Instruction Pipeline Chart

It displays timing relationship by instruction and associates with the call stack to quickly trace bottlenecks.

  • If the -g compilation option is added, the generated binary file contains debugging information. You are advised to restrict the access permission of user programs with debugging information to ensure that only authorized personnel can access the binary file.
  • If the functions provided by the llvm-symbolizer component are not used, do not include -g when compiling the program that is input to msProf. In this case, the msProf tool does not call the functions of the llvm-symbolizer component.
  • For performance of some operators, call TRACE_START and TRACE_STOP in the single core of the and . Add -DASCENDC_TRACE_ON to the compilation configuration file. For details, see adding -DASCENDC_TRACE_ON. Then, the system can generate the pipeline chart.
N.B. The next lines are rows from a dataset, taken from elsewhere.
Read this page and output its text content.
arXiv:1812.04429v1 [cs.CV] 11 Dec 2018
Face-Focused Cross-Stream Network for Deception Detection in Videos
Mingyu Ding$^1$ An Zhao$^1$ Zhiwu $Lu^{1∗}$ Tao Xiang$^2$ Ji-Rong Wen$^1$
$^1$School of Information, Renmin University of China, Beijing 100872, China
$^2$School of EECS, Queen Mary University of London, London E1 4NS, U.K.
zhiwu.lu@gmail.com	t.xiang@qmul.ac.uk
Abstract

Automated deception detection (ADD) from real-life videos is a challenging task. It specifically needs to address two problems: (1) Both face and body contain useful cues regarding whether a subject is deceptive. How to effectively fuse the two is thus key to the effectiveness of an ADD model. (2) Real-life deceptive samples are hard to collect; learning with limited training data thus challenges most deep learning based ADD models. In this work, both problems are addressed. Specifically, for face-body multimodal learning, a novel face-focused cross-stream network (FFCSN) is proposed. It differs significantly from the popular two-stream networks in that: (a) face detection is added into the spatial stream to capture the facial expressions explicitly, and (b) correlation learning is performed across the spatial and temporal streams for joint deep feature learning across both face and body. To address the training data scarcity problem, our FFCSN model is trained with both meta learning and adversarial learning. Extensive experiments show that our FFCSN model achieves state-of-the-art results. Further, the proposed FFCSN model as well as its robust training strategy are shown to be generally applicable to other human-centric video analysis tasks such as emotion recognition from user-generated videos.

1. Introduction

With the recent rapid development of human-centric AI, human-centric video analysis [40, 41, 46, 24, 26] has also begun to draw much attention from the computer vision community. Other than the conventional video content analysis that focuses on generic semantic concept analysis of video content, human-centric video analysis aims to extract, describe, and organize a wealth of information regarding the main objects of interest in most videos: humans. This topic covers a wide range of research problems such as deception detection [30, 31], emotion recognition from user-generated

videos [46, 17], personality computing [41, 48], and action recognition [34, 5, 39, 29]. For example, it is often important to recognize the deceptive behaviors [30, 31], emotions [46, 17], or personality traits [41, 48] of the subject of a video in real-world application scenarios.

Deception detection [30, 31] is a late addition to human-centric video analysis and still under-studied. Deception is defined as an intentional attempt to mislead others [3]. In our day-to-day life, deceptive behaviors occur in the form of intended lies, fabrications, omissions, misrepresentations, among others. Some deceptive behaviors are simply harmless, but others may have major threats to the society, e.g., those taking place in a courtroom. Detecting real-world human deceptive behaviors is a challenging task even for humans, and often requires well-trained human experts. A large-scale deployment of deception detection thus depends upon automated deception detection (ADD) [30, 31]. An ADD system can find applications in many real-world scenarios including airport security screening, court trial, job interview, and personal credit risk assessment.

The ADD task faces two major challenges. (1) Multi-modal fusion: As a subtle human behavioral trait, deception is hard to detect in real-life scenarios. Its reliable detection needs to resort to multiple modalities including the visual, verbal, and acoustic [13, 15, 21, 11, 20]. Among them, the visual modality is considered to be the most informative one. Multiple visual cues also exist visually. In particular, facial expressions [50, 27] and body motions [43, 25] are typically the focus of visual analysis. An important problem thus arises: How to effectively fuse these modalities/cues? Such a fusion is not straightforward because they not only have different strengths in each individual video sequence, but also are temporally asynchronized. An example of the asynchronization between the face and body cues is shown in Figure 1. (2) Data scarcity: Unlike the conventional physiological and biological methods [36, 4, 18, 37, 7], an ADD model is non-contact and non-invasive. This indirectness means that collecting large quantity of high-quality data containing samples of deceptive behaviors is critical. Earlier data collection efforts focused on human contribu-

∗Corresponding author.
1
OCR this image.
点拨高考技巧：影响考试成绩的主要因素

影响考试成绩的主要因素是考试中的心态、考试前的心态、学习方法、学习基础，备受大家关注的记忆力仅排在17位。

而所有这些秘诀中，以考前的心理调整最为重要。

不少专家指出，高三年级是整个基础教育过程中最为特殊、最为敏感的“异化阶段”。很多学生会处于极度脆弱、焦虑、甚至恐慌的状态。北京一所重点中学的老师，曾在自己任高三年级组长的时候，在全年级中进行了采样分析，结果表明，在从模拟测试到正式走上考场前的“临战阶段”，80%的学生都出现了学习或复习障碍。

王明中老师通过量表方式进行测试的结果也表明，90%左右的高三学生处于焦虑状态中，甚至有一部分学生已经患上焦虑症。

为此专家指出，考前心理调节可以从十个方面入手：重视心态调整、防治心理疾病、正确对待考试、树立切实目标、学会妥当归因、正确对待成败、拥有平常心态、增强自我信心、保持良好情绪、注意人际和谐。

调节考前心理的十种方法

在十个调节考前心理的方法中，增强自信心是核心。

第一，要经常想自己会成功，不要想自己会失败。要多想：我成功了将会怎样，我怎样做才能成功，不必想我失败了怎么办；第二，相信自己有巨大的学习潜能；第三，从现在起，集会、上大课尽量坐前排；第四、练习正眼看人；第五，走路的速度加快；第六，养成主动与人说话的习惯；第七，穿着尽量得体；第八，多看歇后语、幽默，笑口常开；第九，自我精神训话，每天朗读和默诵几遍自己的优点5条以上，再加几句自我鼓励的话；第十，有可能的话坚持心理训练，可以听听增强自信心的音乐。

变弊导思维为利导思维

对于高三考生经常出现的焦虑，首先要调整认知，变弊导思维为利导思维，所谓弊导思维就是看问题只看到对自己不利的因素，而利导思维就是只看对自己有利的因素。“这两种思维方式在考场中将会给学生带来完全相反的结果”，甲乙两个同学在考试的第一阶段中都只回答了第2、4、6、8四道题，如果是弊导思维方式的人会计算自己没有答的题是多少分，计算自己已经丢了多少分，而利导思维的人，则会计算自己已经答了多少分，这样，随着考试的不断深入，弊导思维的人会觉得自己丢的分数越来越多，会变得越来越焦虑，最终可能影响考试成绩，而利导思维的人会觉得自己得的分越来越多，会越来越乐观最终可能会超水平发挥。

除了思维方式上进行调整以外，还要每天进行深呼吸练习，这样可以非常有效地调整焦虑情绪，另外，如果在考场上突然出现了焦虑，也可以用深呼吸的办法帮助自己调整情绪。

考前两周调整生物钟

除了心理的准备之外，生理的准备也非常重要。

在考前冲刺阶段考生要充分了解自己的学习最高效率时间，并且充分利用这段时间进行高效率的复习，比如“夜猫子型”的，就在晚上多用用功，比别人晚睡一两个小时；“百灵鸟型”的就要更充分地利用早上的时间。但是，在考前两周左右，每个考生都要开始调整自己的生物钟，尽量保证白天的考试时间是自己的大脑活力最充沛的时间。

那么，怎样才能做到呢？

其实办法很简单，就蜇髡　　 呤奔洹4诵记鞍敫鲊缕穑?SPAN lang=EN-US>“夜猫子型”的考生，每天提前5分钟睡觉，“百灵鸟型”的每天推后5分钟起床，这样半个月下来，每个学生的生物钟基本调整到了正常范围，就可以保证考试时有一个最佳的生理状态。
For details about the flow chart content, see Instruction Pipeline Chart.
  • You need to add -DASCENDC_TRACE_ON to the compilation configuration file. For details, see the following sample project.
    For AddKernelInvocationNeo operator project, add the following code to the ${git_clone_path}/samples/operator/ascendc/0_introduction/3_add_kernellaunch/AddKernelInvocationNeo/cmake/npu_lib.cmake file:
    1
    2
    3
    4
    5
    ascendc_compile_definitions
    (
        ...
        -DASCENDC_TRACE_ON
    )
    
  • Google Chrome

    Enter the chrome://tracing address in the address box of Google Chrome, drag the instruction pipeline file (trace.json) generated in Tool Usage to the blank area, and press the shortcut keys on the keyboard (W: zoom in; S: zoom out; A: move left; D: move right) to view the file. See Table 1 for more details.

    Table 1 Key fields

    Field

    Description

    VECTOR

    Vector unit.

    SCALAR

    Scalar unit.

    CUBE

    Cube unit.

    MTE1

    Data transfer flow. The transfer direction is L1 -> {L0A/L0B, UBUF}.

    MTE2

    Data transfer flow. The transfer direction is {DDR/GM, L2} -> {L1, L0A/B, UBUF}.

    MTE3

    Data transfer pipeline, from UBUF to {DDR/GM, L2, L1}, or from L1 to {DDR/L2}.

    FLOWCTRL

    Control flow instruction.

    CACHEMISS

    ICache that is not hit.

    USEMASK

    Custom dotting range.

    ALL

    Instructions in this channel will be executed in all channels.